The above transformations are applied until all rules are PCE. Note that termination is not guaranteed (indeed, not all \(k\)-PCE-compatible pairs \((\varPhi ,\mathcal {R})\) admit an equivalent PCE pair, and the existence of such a pair is undecidable by Theorem 1). To enforce termination in some cases, a form of memoization may be used: the predicates introduced above may be reused if the corresponding formulas are equivalent. As logical equivalence is hard to test (undecidable in general), we only check that the rules associated with both predicates are identical up to a renaming of existential variables and spatial predicates.
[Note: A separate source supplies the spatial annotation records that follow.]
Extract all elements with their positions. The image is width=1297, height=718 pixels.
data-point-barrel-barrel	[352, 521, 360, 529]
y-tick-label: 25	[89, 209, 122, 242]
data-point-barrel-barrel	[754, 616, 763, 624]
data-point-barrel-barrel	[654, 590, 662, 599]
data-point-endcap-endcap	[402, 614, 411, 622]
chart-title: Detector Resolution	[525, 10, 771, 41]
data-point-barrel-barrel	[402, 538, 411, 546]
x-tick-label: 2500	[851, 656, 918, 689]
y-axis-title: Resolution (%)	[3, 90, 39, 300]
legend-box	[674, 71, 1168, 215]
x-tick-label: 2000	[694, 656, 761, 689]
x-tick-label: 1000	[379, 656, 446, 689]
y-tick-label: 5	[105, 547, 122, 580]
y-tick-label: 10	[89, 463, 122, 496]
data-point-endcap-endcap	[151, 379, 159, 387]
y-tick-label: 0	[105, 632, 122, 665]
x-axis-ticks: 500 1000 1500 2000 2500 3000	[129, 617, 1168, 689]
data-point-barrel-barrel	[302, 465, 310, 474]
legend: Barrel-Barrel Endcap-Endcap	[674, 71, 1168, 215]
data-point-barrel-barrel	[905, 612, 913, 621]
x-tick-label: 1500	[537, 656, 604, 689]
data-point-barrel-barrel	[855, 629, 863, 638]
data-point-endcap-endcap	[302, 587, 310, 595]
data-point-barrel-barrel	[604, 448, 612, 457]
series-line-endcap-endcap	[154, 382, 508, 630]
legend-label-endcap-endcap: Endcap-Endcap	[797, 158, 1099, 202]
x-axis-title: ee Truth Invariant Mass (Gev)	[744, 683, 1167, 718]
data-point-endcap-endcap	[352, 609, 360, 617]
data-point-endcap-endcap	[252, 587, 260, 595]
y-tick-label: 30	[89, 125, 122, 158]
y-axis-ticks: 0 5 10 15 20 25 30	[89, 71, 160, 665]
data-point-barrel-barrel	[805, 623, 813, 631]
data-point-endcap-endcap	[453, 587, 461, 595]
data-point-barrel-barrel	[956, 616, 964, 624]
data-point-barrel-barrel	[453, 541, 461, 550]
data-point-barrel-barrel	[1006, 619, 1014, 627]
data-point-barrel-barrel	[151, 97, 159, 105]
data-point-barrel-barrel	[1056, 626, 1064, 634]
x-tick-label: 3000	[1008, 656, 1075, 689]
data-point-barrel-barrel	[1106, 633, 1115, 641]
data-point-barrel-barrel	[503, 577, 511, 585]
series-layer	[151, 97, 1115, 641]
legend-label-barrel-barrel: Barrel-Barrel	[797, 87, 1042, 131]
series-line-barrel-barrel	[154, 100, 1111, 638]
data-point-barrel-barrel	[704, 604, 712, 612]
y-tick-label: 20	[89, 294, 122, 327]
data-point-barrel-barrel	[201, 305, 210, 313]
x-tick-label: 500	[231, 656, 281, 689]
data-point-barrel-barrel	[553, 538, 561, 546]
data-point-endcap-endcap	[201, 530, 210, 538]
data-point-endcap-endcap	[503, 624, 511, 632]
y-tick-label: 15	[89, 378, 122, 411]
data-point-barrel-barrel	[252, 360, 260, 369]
In practice, termination may be ensured by imposing limitations on the number of rules or predicates. We show that if the transformation terminates, we obtain the desired result.

Theorem 5

Let \((\varPhi ^\dagger ,\mathcal {R}^\dagger )\) be any pair obtained by applying the transformations in Secs. 6 and 7. If the computation of \((\varPhi ^\ddagger ,\mathcal {R}^\ddagger )\) terminates, then \((\varPhi ^\dagger ,\mathcal {R}^\dagger ) \equiv (\varPhi ^\ddagger ,\mathcal {R}^\ddagger )\). Also, the SID \(\mathcal {R}^\ddagger \), and thus \(\varPhi ^\ddagger \), are PCE.

9 Experimental Evaluation and Conclusion

We devised an algorithm to construct PCE rules for a given formula (if possible). The existence of such a presentation is undecidable, but we identify a property called PCE-compatibility, which is decidable and weaker. Our algorithm helps to relax the rigid conditions on the PCE presentations. It is also able to construct PCE rules in some more complex cases by performing deep, global transformations on the rules. We have implemented an initial version of the algorithm in OCaml using the Cyclist [2] framework and applied it to benchmarks taken from this framework and SL-COMP [1]. The program comprises approximately 3000 lines of code. To ensure efficiency, the implemented procedure is somewhat simplified compared to the algorithm described in this paper: in Step Sect. 8, we avoid the use of derived predicates and instead employ a fixed-depth unfolding of predicate atoms (the other sections strictly adhere to the theoretical definitions). All tests are performed with a timeout of 30 seconds. The running time is low in most examples. In the 145 tested examples, 105 are successfully transformed into equivalent PCE-formulas, 20 trigger the ISIV condition (the structures are not \(k\)-PCE-compatible), 3 examples fail at Step Sect. 7 (recursive structures with multiple roots) and 17 other timeout. The program and input data are available at https://hal.science/hal-04549937. We find the results highly encouraging, as about 86% of the tested examples are successfully managed. Therefore, this tool may be used to provide a measure of the difficulty of the examples in the SL-COMP benchmark.

We end the paper by identifying some lines of future work. For efficiency, we first plan to refine the transformation by avoiding the systematic reduction to one-abstraction predicates given in Sect. 6. Indeed, this transformation is very convenient from a theoretical point of view but introduces some additional computational blow-up, which could be avoided in some cases. We wish to strengthen the definition of \(k\)-PCE-compatible ID in order to capture additional properties of PCE definitions. Notice that the semi-decidability of the PCE problem is an open question. Finally, it could also be interesting to extend the transformation to E-restricted IDs, a fragment of non-established IDs introduced in [4], for which the entailment is decidable.